Não fosse o final repentino, com o recurso narrativo conhecido como “Deus ex-machina”, em que uma solução abrupta provoca o desfecho da história, “Golpe de Sorte em Paris” estaria entre os melhores trabalhos de Woody Allen, que chega aos 89 anos no próximo mês e, com esse filme, ao 50º. longa-metragem. Haja fôlego e inspiração, não somente pelos anos de vida e estrada, mas também por se tratar de um diretor que volta e meia recorre aos próprios clichês para dar fornalha à sua produção. E sujou a imagem por acusações de abuso familiar.
Neste longa de 2023, que esteve em cartaz em Campo Grande apenas por uma semana, com dois horários numa única sala do Cinemark, o roteiro de Allen ceifa a vida do vilão de uma hora para outra, na última cena, deixando momentaneamente sem ar quem está na poltrona. Mas o enredo de traição e assassinato transcorre de modo tão bem dosado, meio que na chave da comédia romântica, que o arremate final não chega a aborrecer. Pelo contrário, ficamos a pensar nas causalidades e sortilégios que definem a caminhada da cada um.
Todo falado em francês, “Coup de Chance” (título original) traz uma jovem e bela mulher casada (Lou de Laâge) que se envolve com um antigo colega de escola (Niels Schneider). Ela trabalha numa galeria de arte; ele está em Paris apenas para escrever seu novo romance. Os encontros são frugais, em parques ou no apartamento dele. Até que o beijo acontece e a paixão se torna avassaladora.

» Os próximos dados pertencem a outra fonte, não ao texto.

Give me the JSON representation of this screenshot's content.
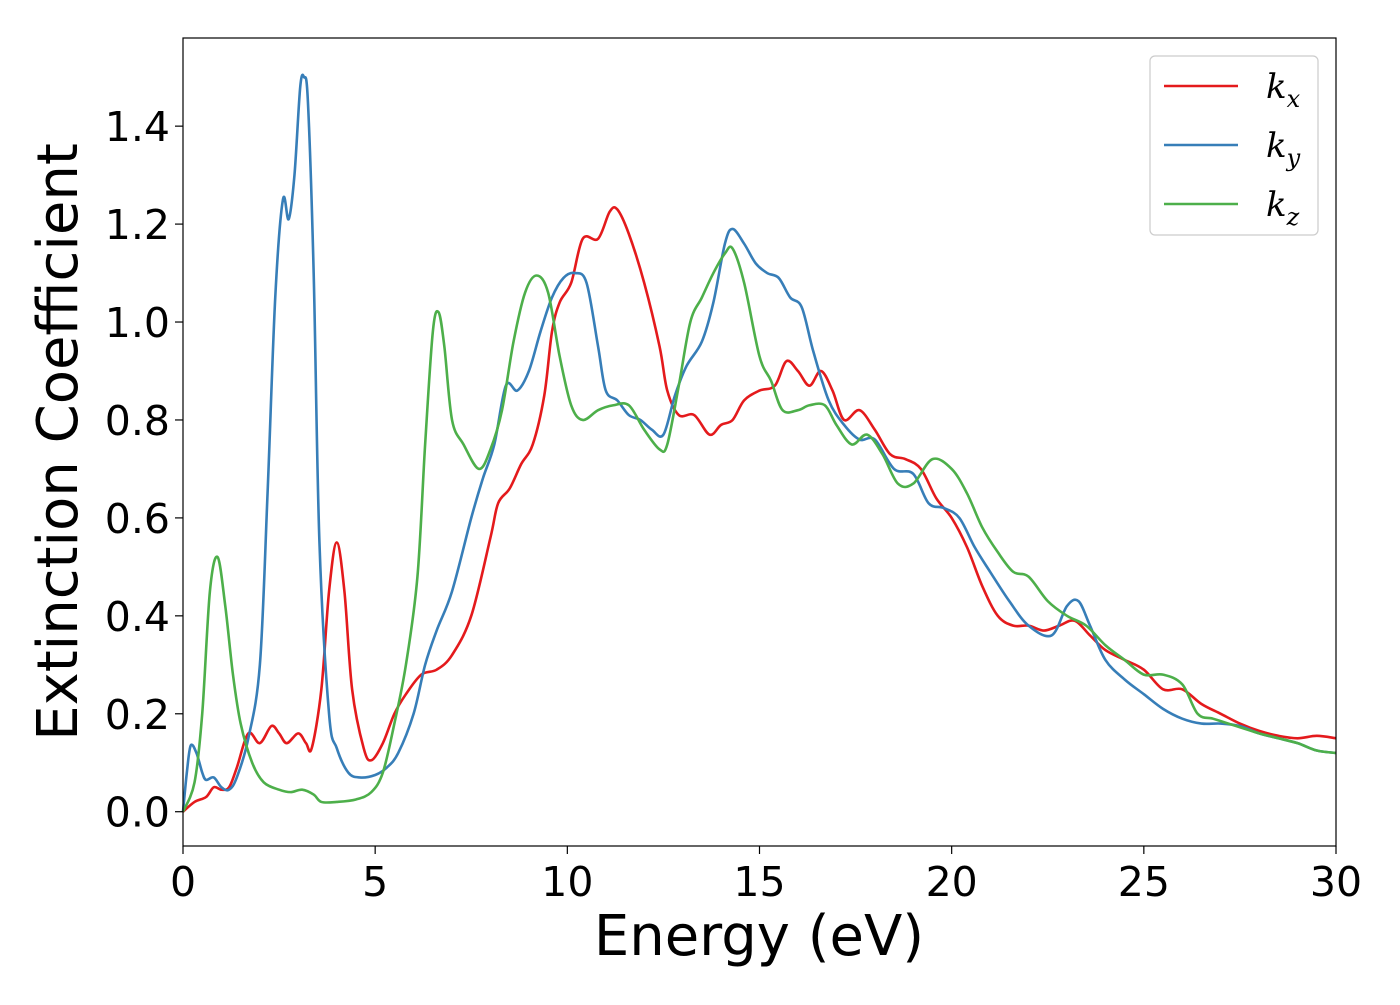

Se a casualidade marca o início do romance, é também ela, a quem se pode chamar de destino, que leva à morte do marido, que, por sua vez, nada por acaso, trama o assassinato do amante. Nonsense e uma reflexão sobre, afinal, o que é moral, num andamento leve, pra-lá de elegante, tornam o filme uma pérola perdida no cinema atual.